Despite everything that is implemented, the emergency experienced a small outbreak during the holidays, when employees became infected with each other.
This is why vigilance is always required. Head nurse Érika Fontaine-Pagé remains on the lookout and does not hesitate to send a resident doctor back to the locker room who has forgotten to put on his gown.

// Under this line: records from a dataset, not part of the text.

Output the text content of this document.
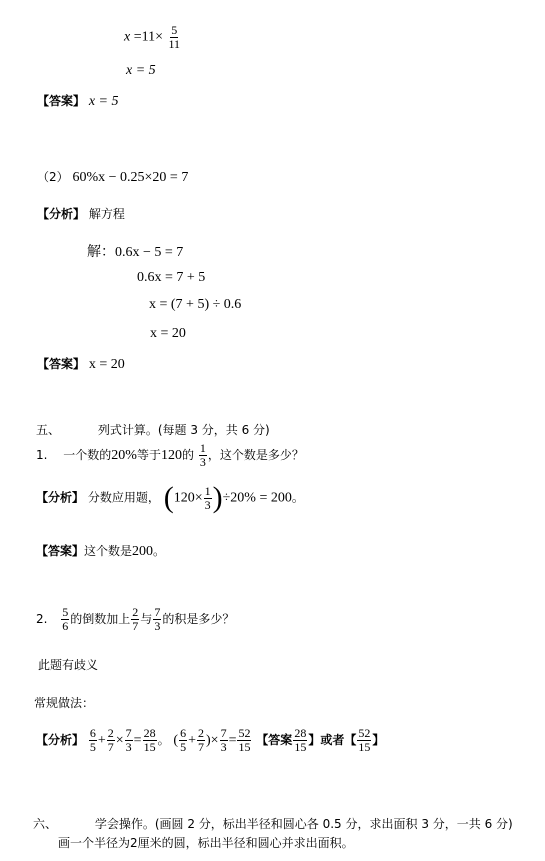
$x =11\times \frac{5}{11}$
x = 5
【答案】 x = 5
（2） 60%x − 0.25×20 = 7
【分析】 解方程
解：0.6x − 5 = 7
0.6x = 7 + 5
x = (7 + 5) ÷ 0.6
x = 20
【答案】 x = 20
五、	列式计算。(每题 3 分，共 6 分)
1. 一个数的20%等于120的 $\frac{1}{3}$ ，这个数是多少？
【分析】 分数应用题， $(120\times \frac{1}{3} )\div 20\% = 200$。
【答案】这个数是200。
2. $\frac{5}{6}$ 的倒数加上 $\frac{2}{7}$ 与 $\frac{7}{3}$ 的积是多少？
此题有歧义
常规做法：
【分析】 $\frac{6}{5} + \frac{2}{7} \times \frac{7}{3} = \frac{28}{15}$ 。 ( $\frac{6}{5} + \frac{2}{7}$ )× $\frac{7}{3} = \frac{52}{15}$ 【答案 $\frac{28}{15}$ 】或者【 $\frac{52}{15}$ 】
六、	学会操作。(画圆 2 分，标出半径和圆心各 0.5 分，求出面积 3 分，一共 6 分)
画一个半径为2厘米的圆，标出半径和圆心并求出面积。
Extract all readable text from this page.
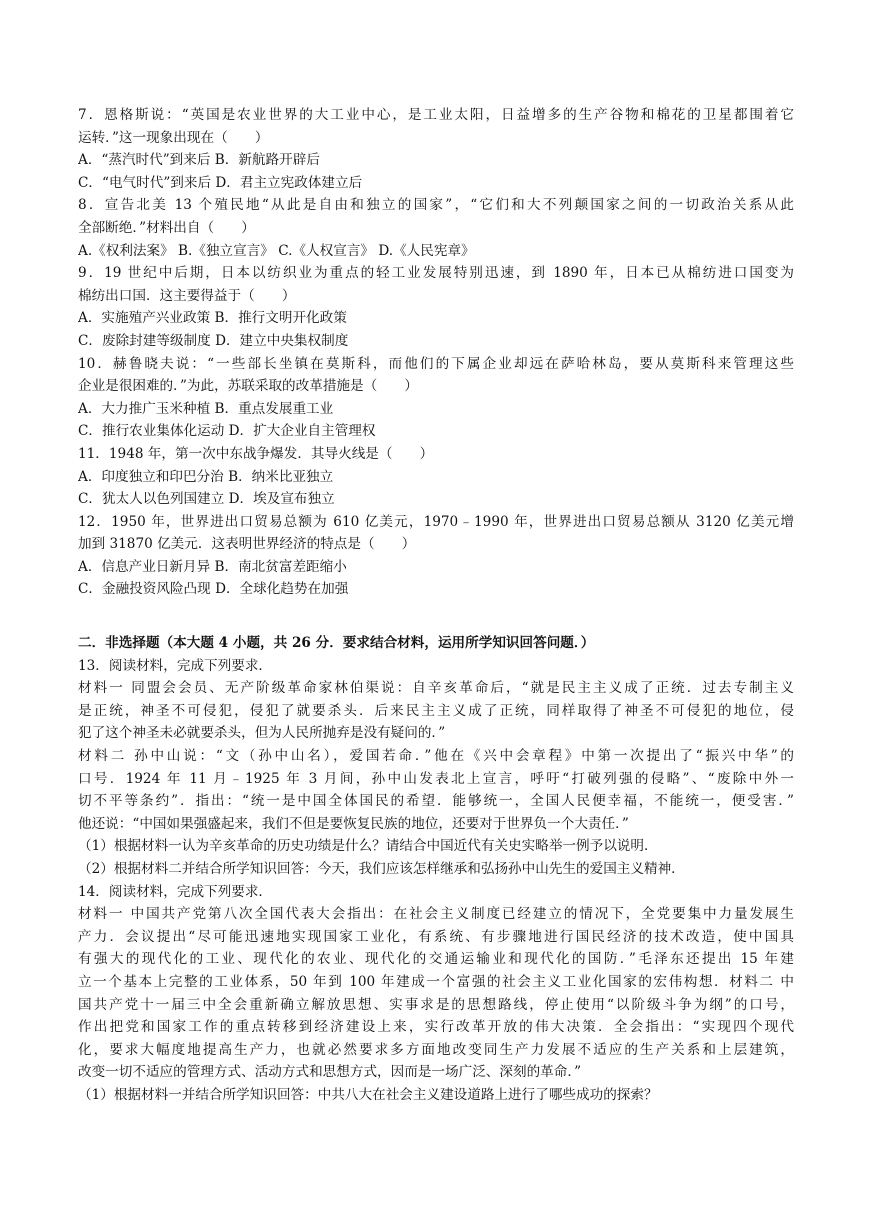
7．恩格斯说：“英国是农业世界的大工业中心，是工业太阳，日益增多的生产谷物和棉花的卫星都围着它
运转．”这一现象出现在（　　）
A．“蒸汽时代”到来后 B．新航路开辟后
C．“电气时代”到来后 D．君主立宪政体建立后
8．宣告北美 13 个殖民地“从此是自由和独立的国家”，“它们和大不列颠国家之间的一切政治关系从此
全部断绝．”材料出自（　　）
A.《权利法案》 B.《独立宣言》 C.《人权宣言》 D.《人民宪章》
9．19 世纪中后期，日本以纺织业为重点的轻工业发展特别迅速，到 1890 年，日本已从棉纺进口国变为
棉纺出口国．这主要得益于（　　）
A．实施殖产兴业政策 B．推行文明开化政策
C．废除封建等级制度 D．建立中央集权制度
10．赫鲁晓夫说：“一些部长坐镇在莫斯科，而他们的下属企业却远在萨哈林岛，要从莫斯科来管理这些
企业是很困难的．”为此，苏联采取的改革措施是（　　）
A．大力推广玉米种植 B．重点发展重工业
C．推行农业集体化运动 D．扩大企业自主管理权
11．1948 年，第一次中东战争爆发．其导火线是（　　）
A．印度独立和印巴分治 B．纳米比亚独立
C．犹太人以色列国建立 D．埃及宣布独立
12．1950 年，世界进出口贸易总额为 610 亿美元，1970﹣1990 年，世界进出口贸易总额从 3120 亿美元增
加到 31870 亿美元．这表明世界经济的特点是（　　）
A．信息产业日新月异 B．南北贫富差距缩小
C．金融投资风险凸现 D．全球化趋势在加强
二．非选择题（本大题 4 小题，共 26 分．要求结合材料，运用所学知识回答问题．）
13．阅读材料，完成下列要求．
材料一 同盟会会员、无产阶级革命家林伯渠说：自辛亥革命后，“就是民主主义成了正统．过去专制主义
是正统，神圣不可侵犯，侵犯了就要杀头．后来民主主义成了正统，同样取得了神圣不可侵犯的地位，侵
犯了这个神圣未必就要杀头，但为人民所抛弃是没有疑问的．”
材料二 孙中山说：“文（孙中山名），爱国若命．”他在《兴中会章程》中第一次提出了“振兴中华”的
口号．1924 年 11 月﹣1925 年 3 月间，孙中山发表北上宣言，呼吁“打破列强的侵略”、“废除中外一
切不平等条约”．指出：“统一是中国全体国民的希望．能够统一，全国人民便幸福，不能统一，便受害．”
他还说：“中国如果强盛起来，我们不但是要恢复民族的地位，还要对于世界负一个大责任．”
（1）根据材料一认为辛亥革命的历史功绩是什么？请结合中国近代有关史实略举一例予以说明．
（2）根据材料二并结合所学知识回答：今天，我们应该怎样继承和弘扬孙中山先生的爱国主义精神．
14．阅读材料，完成下列要求．
材料一 中国共产党第八次全国代表大会指出：在社会主义制度已经建立的情况下，全党要集中力量发展生
产力．会议提出“尽可能迅速地实现国家工业化，有系统、有步骤地进行国民经济的技术改造，使中国具
有强大的现代化的工业、现代化的农业、现代化的交通运输业和现代化的国防．”毛泽东还提出 15 年建
立一个基本上完整的工业体系，50 年到 100 年建成一个富强的社会主义工业化国家的宏伟构想．材料二 中
国共产党十一届三中全会重新确立解放思想、实事求是的思想路线，停止使用“以阶级斗争为纲”的口号，
作出把党和国家工作的重点转移到经济建设上来，实行改革开放的伟大决策．全会指出：“实现四个现代
化，要求大幅度地提高生产力，也就必然要求多方面地改变同生产力发展不适应的生产关系和上层建筑，
改变一切不适应的管理方式、活动方式和思想方式，因而是一场广泛、深刻的革命．”
（1）根据材料一并结合所学知识回答：中共八大在社会主义建设道路上进行了哪些成功的探索？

Sick employees return to the front lines
“I was scared,” says nurse Dominique Demers about her battle with COVID-19 during the first wave. A fight that kept her away from the front for months.
Despite her fears, the 52-year-old head nurse did not hesitate when asked to lead the COVID-19 hospitalization unit at the Verdun Hospital.
“When I came back, I said to myself: I understand what’s going on,” she said, knowing the dangers that awaited her colleagues. Because the virus grabbed her by surprise, like a car accident, from the start of the pandemic.
“The first wave was really hell,” adds nurse Joelle Djomo. We weren’t equipped enough, we didn’t have any material and the directives were a bit … they changed every hour. “
Isolated from her children
The mother of four was infected, thankfully without symptoms, but locked herself in a small room for 14 days to protect her family.
” It was hard. [Les enfants] know you’re there, but you can’t open, you have to stay there. “
On her return, she also saw her workload explode. As a nurse, she was responsible for at least 10 patients before the load shedding began.
Too many, she said, for patients whose condition can change in a few hours and whose families, deprived of visits, must be kept informed daily.
Stéphanie Malaval is one of these nurses who came to reinforce the load shedding.
“It’s very pleasant to work with them,” she says. Knowing that they, it’s been a year … A year that they have been working like crazy to try to eradicate this virus. ”
But the nurse asks Quebecers to remain cautious, because caregivers are eager to take vacations, she continues. She dreams of lying in the sun or taking the plane to see her mother in France, for example.